20-21 Eylül'de İskenderun'da toplanan Kore Tugayı, limana gelen Amerikan gemilerine bindirilmeye başlandı. İlk gemi 24 Eylül'de, ikinci gemi de 29 Eylül'de hareket etti.

Savaş eğitiminin sürdürüldüğü 21 günlük bir deniz yolculuğu sonrasında gemiler, 16 Ekim günü Güney Kore'nin Pusan Limanı'na varmıştı.

Tugay daha sonra trenlerle Kore'nin başka bir şehrine getirilecek ve burada 20 günlük ikinci bir eğitim gördükten sonra 8 Kasım'da, 25. Amerikan Tümeni'nin emrinde cephedeki yerini alacaktı.

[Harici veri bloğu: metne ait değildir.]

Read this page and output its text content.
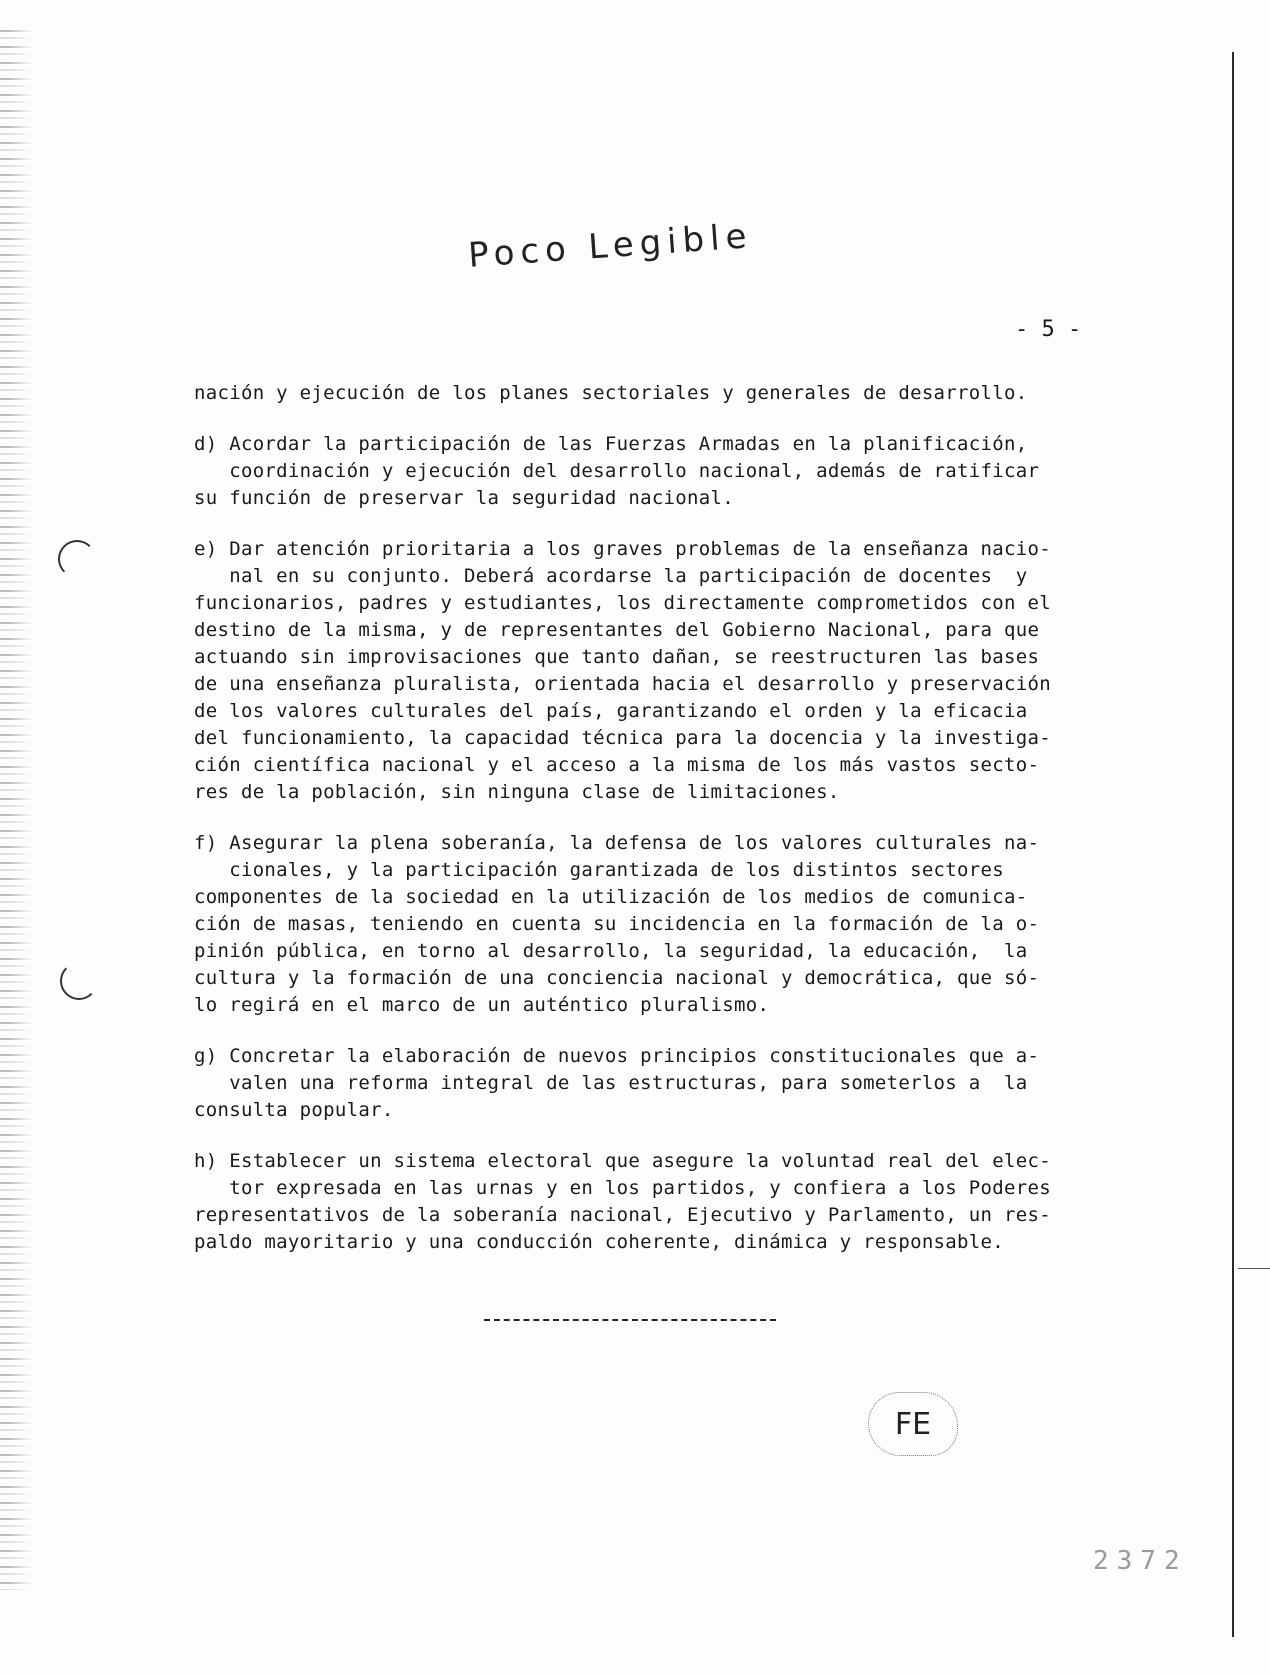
Poco Legible
- 5 -
nación y ejecución de los planes sectoriales y generales de desarrollo.
d) Acordar la participación de las Fuerzas Armadas en la planificación,
coordinación y ejecución del desarrollo nacional, además de ratificar
su función de preservar la seguridad nacional.
e) Dar atención prioritaria a los graves problemas de la enseñanza nacio-
nal en su conjunto. Deberá acordarse la participación de docentes  y
funcionarios, padres y estudiantes, los directamente comprometidos con el
destino de la misma, y de representantes del Gobierno Nacional, para que
actuando sin improvisaciones que tanto dañan, se reestructuren las bases
de una enseñanza pluralista, orientada hacia el desarrollo y preservación
de los valores culturales del país, garantizando el orden y la eficacia
del funcionamiento, la capacidad técnica para la docencia y la investiga-
ción científica nacional y el acceso a la misma de los más vastos secto-
res de la población, sin ninguna clase de limitaciones.
f) Asegurar la plena soberanía, la defensa de los valores culturales na-
cionales, y la participación garantizada de los distintos sectores
componentes de la sociedad en la utilización de los medios de comunica-
ción de masas, teniendo en cuenta su incidencia en la formación de la o-
pinión pública, en torno al desarrollo, la seguridad, la educación,  la
cultura y la formación de una conciencia nacional y democrática, que só-
lo regirá en el marco de un auténtico pluralismo.
g) Concretar la elaboración de nuevos principios constitucionales que a-
valen una reforma integral de las estructuras, para someterlos a  la
consulta popular.
h) Establecer un sistema electoral que asegure la voluntad real del elec-
tor expresada en las urnas y en los partidos, y confiera a los Poderes
representativos de la soberanía nacional, Ejecutivo y Parlamento, un res-
paldo mayoritario y una conducción coherente, dinámica y responsable.
FE
2372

Tugay Komutan Yardımcısı Albay Celal Dora emrindeki birliklerin, 22 Kasım akşamı Kunuri'ye doğru hareketi, iki defa gerilla taarruzuna uğradı ve iki erimiz yaralandı.

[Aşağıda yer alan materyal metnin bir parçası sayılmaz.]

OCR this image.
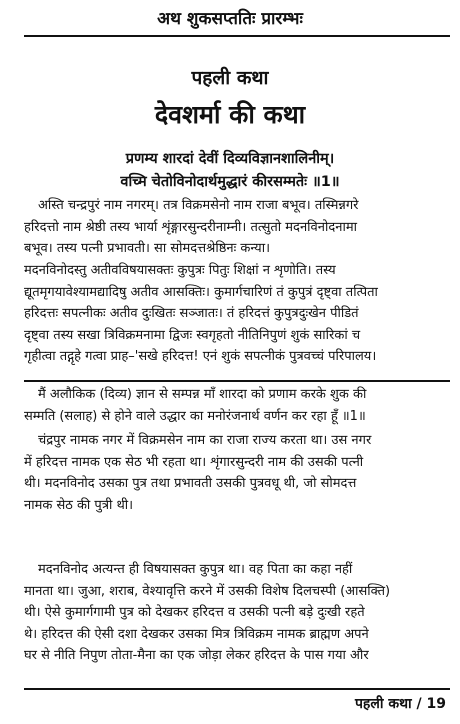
अथ शुकसप्ततिः प्रारम्भः
पहली कथा
देवशर्मा की कथा
प्रणम्य शारदां देवीं दिव्यविज्ञानशालिनीम्।
वच्मि चेतोविनोदार्थमुद्धारं कीरसम्मतेः ॥1॥
अस्ति चन्द्रपुरं नाम नगरम्। तत्र विक्रमसेनो नाम राजा बभूव। तस्मिन्नगरे
हरिदत्तो नाम श्रेष्ठी तस्य भार्या शृंङ्गारसुन्दरीनाम्नी। तत्सुतो मदनविनोदनामा
बभूव। तस्य पत्नी प्रभावती। सा सोमदत्तश्रेष्ठिनः कन्या।
मदनविनोदस्तु अतीवविषयासक्तः कुपुत्रः पितुः शिक्षां न शृणोति। तस्य
द्यूतमृगयावेश्यामद्यादिषु अतीव आसक्तिः। कुमार्गचारिणं तं कुपुत्रं दृष्ट्वा तत्पिता
हरिदत्तः सपत्नीकः अतीव दुःखितः सञ्जातः। तं हरिदत्तं कुपुत्रदुःखेन पीडितं
दृष्ट्वा तस्य सखा त्रिविक्रमनामा द्विजः स्वगृहतो नीतिनिपुणं शुकं सारिकां च
गृहीत्वा तद्गृहे गत्वा प्राह–'सखे हरिदत्त! एनं शुकं सपत्नीकं पुत्रवच्चं परिपालय।
मैं अलौकिक (दिव्य) ज्ञान से सम्पन्न माँ शारदा को प्रणाम करके शुक की
सम्मति (सलाह) से होने वाले उद्धार का मनोरंजनार्थ वर्णन कर रहा हूँ ॥1॥
चंद्रपुर नामक नगर में विक्रमसेन नाम का राजा राज्य करता था। उस नगर
में हरिदत्त नामक एक सेठ भी रहता था। शृंगारसुन्दरी नाम की उसकी पत्नी
थी। मदनविनोद उसका पुत्र तथा प्रभावती उसकी पुत्रवधू थी, जो सोमदत्त
नामक सेठ की पुत्री थी।
मदनविनोद अत्यन्त ही विषयासक्त कुपुत्र था। वह पिता का कहा नहीं
मानता था। जुआ, शराब, वेश्यावृत्ति करने में उसकी विशेष दिलचस्पी (आसक्ति)
थी। ऐसे कुमार्गगामी पुत्र को देखकर हरिदत्त व उसकी पत्नी बड़े दुःखी रहते
थे। हरिदत्त की ऐसी दशा देखकर उसका मित्र त्रिविक्रम नामक ब्राह्मण अपने
घर से नीति निपुण तोता-मैना का एक जोड़ा लेकर हरिदत्त के पास गया और
पहली कथा / 19
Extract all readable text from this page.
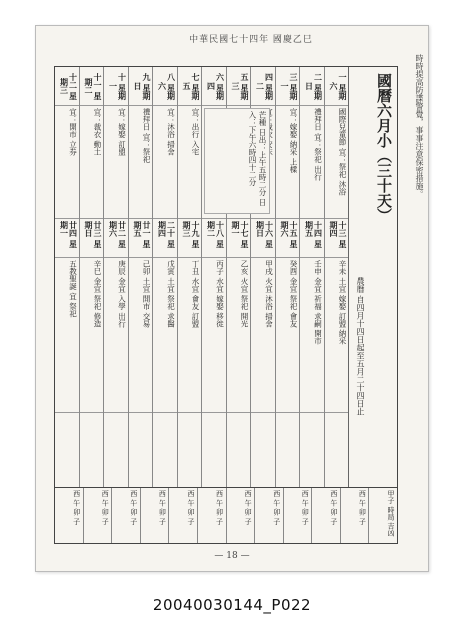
中華民國七十四年 國慶乙巳
時時提高防諜警覺，事事注意保密措施。
國曆六月小（三十天）
農曆 自四月十四日起至五月二十四日止
一 星期六
國際兒童節 宜：祭祀 沐浴
十三 星期四
辛未 土宜 嫁娶 訂盟 納采
二 星期日
禮拜日 宜：祭祀 出行
十四 星期五
壬申 金宜 祈福 求嗣 開市
三 星期一
宜：嫁娶 納采 上樑
十五 星期六
癸酉 金宜 祭祀 會友
四 星期二
十六 星期日
甲戌 火宜 沐浴 掃舍
五 星期三
十七 星期一
乙亥 火宜 祭祀 開光
六 星期四
十八 星期二
丙子 水宜 嫁娶 移徙
七 星期五
宜：出行 入宅
十九 星期三
丁丑 水宜 會友 訂盟
八 星期六
宜：沐浴 掃舍
二十 星期四
戊寅 土宜 祭祀 求醫
九 星期日
禮拜日 宜：祭祀
廿一 星期五
己卯 土宜 開市 交易
十 星期一
宜：嫁娶 訂盟
廿二 星期六
庚辰 金宜 入學 出行
十一 星期二
宜：裁衣 動土
廿三 星期日
辛巳 金宜 祭祀 修造
十二 星期三
宜：開市 立券
廿四 星期一
五教聖誕 宜 祭祀
芒種 日出：上午五時二分 日入：下午六時四十二分
甲子 時局 吉凶
西 午 卯 子
西 午 卯 子
西 午 卯 子
西 午 卯 子
西 午 卯 子
西 午 卯 子
西 午 卯 子
西 午 卯 子
西 午 卯 子
西 午 卯 子
西 午 卯 子
— 18 —
20040030144_P022
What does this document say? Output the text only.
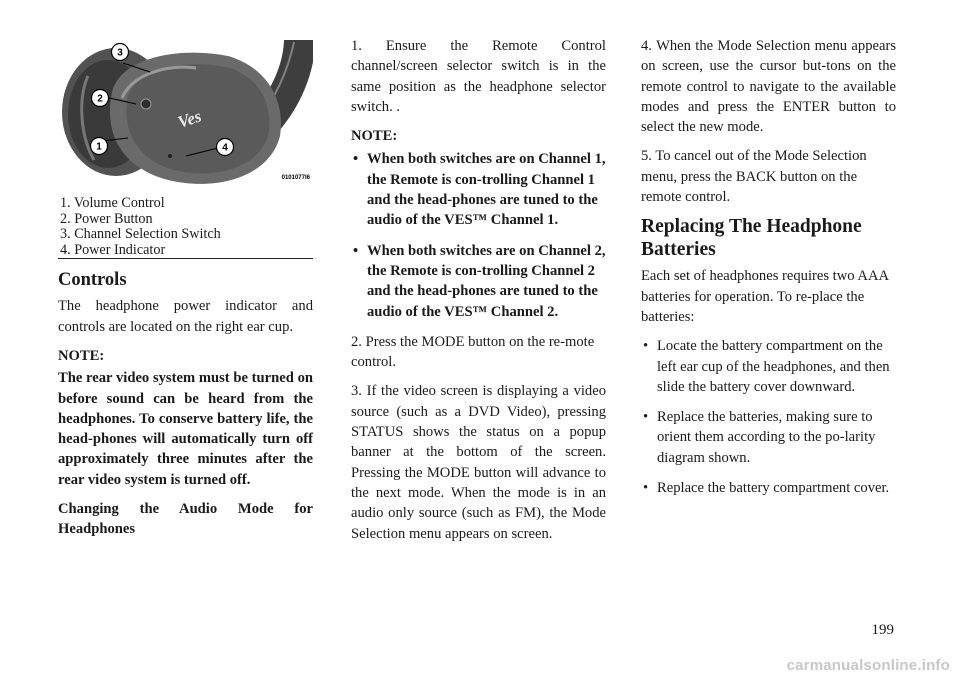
Ves
3
2
1	4
0101077I6
1. Volume Control
2. Power Button
3. Channel Selection Switch
4. Power Indicator
Controls

The headphone power indicator and controls are located on the right ear cup.

NOTE:

The rear video system must be turned on before sound can be heard from the headphones. To conserve battery life, the head-phones will automatically turn off approximately three minutes after the rear video system is turned off.

Changing the Audio Mode for Headphones

1. Ensure the Remote Control channel/screen selector switch is in the same position as the headphone selector switch. .

NOTE:

• When both switches are on Channel 1, the Remote is con-trolling Channel 1 and the head-phones are tuned to the audio of the VES™ Channel 1.
• When both switches are on Channel 2, the Remote is con-trolling Channel 2 and the head-phones are tuned to the audio of the VES™ Channel 2.

2. Press the MODE button on the re-mote control.

3. If the video screen is displaying a video source (such as a DVD Video), pressing STATUS shows the status on a popup banner at the bottom of the screen. Pressing the MODE button will advance to the next mode. When the mode is in an audio only source (such as FM), the Mode Selection menu appears on screen.

4. When the Mode Selection menu appears on screen, use the cursor but-tons on the remote control to navigate to the available modes and press the ENTER button to select the new mode.

5. To cancel out of the Mode Selection menu, press the BACK button on the remote control.

Replacing The Headphone Batteries

Each set of headphones requires two AAA batteries for operation. To re-place the batteries:

• Locate the battery compartment on the left ear cup of the headphones, and then slide the battery cover downward.
• Replace the batteries, making sure to orient them according to the po-larity diagram shown.
• Replace the battery compartment cover.
199
carmanualsonline.info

23 Kasım günü tugayımız artık Kunuri mevzilerindeydi. Ancak 26 Kasım akşamı sayıları en az 300 bini bulan Kuzey Kore ordusu gece yürüyüşleri ile cepheye yaklaşmayı başardı ve daha ilk hamlede 2. Güney Kore Kolordusu'nu paramparça ederek ilk günün sonunda BM kuvvetlerini yarmış oldu. Böyle bir taarruzu beklemeyen BM ordusunda panik baş gösterdi. Cepheyi yaran düşman durdurulmalıydı ama nasıl Bunun için hazır kuvvet olarak 9. Amerikan Kolordusu'nun ihtiyatındaki Türk Tugayı ile 8. Ordu'nun ihtiyatındaki 1. Amerikan Süvari Tümeni ve 38. İngiliz Tugayı'ndan başka kuvvet yoktu.

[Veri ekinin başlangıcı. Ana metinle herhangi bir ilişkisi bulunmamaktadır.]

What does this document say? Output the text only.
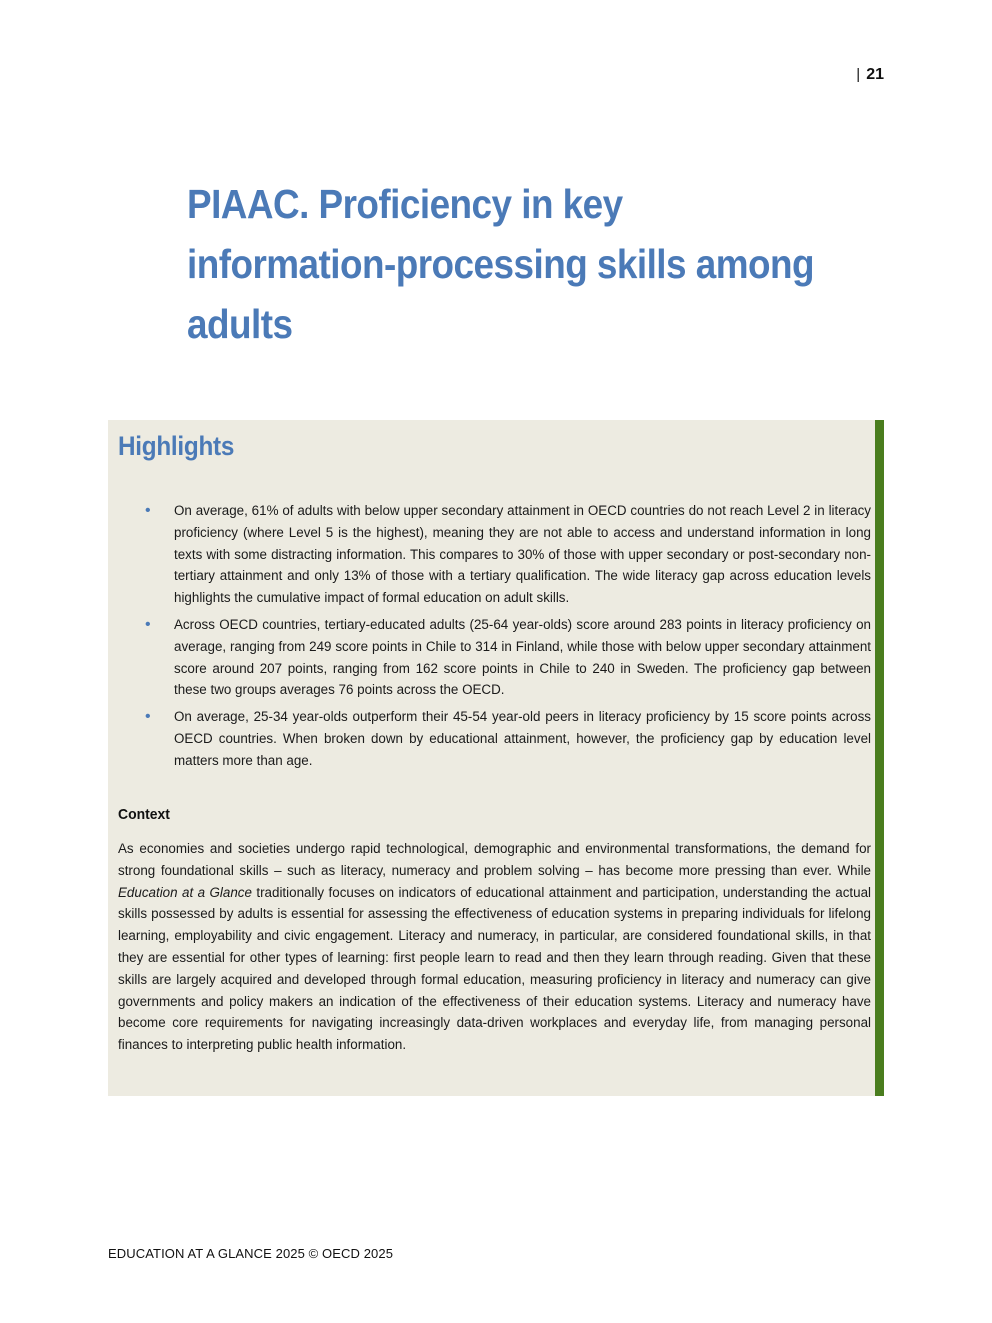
| 21
PIAAC. Proficiency in key information-processing skills among adults
Highlights
• On average, 61% of adults with below upper secondary attainment in OECD countries do not reach Level 2 in literacy proficiency (where Level 5 is the highest), meaning they are not able to access and understand information in long texts with some distracting information. This compares to 30% of those with upper secondary or post-secondary non-tertiary attainment and only 13% of those with a tertiary qualification. The wide literacy gap across education levels highlights the cumulative impact of formal education on adult skills.
• Across OECD countries, tertiary-educated adults (25-64 year-olds) score around 283 points in literacy proficiency on average, ranging from 249 score points in Chile to 314 in Finland, while those with below upper secondary attainment score around 207 points, ranging from 162 score points in Chile to 240 in Sweden. The proficiency gap between these two groups averages 76 points across the OECD.
• On average, 25-34 year-olds outperform their 45-54 year-old peers in literacy proficiency by 15 score points across OECD countries. When broken down by educational attainment, however, the proficiency gap by education level matters more than age.
Context

As economies and societies undergo rapid technological, demographic and environmental transformations, the demand for strong foundational skills – such as literacy, numeracy and problem solving – has become more pressing than ever. While Education at a Glance traditionally focuses on indicators of educational attainment and participation, understanding the actual skills possessed by adults is essential for assessing the effectiveness of education systems in preparing individuals for lifelong learning, employability and civic engagement. Literacy and numeracy, in particular, are considered foundational skills, in that they are essential for other types of learning: first people learn to read and then they learn through reading. Given that these skills are largely acquired and developed through formal education, measuring proficiency in literacy and numeracy can give governments and policy makers an indication of the effectiveness of their education systems. Literacy and numeracy have become core requirements for navigating increasingly data-driven workplaces and everyday life, from managing personal finances to interpreting public health information.

EDUCATION AT A GLANCE 2025 © OECD 2025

Türk Tugayı hemen hareket etti. 38. İngiliz ve Amerikan Tümeni ise ancak bir gün sonra harekete geçebilecekti. Yani Türk Tugayı en az 1.5 gün boyunca tek başına savaşacak ve sel gibi akan Çin ordusunun üzerine yalnız yürüyecekti... Sağında ve solundaki dost kuvvetlerin nerede olduğunun ve düşmanın ne kadar kuvvetle, nereden geldiğinin bilinmediği, özetle dostla düşmanın seçilemediği bir kör yolculuktu bu!...

İşte bu bilinmezlik içinde yarılan bölgeyi tıkama görevini alan Türk Tugayı hızla yürüyüşe devam etti. Sonradan bu ani karar ve hızlı uygulamanın 8. orduyu bir kuşatmadan kurtardığı, dolayısıyla BM ordusunun yok olmasını önlediği anlaşılacaktı. Çünkü 8. Ordu, BM Ordusunun en büyük gücünü oluşturmaktaydı.

Bütün gün ve geceyi kuzeye yürüyerek geçiren Türk Tugayı, 27 Kasım sabahı sağ ve solunda dost birlikler olmaksızın, yalnız başına, meçhuller içinde ilerliyordu. BM ordusunun 26-27 Kasım günlerinde ne derece güç bir durumda kaldığı, birlikler arasında irtibatın kopuk, haberleşmenin gayet düzensiz olduğu ve Türk Tugayı'nın da bu mevkide, dipsiz bir karanlıkta yalnız başına bırakıldığı sonraki günlerde anlaşılacaktı...

Kurmayları ile durumu tartışan Tugay Komutanı, daha ileri gitmenin tehlikeli olacağını düşünerek bu koşullarda zor olmasına rağmen geriye dönüp, boğazdan sıyrılmaya karar verdi.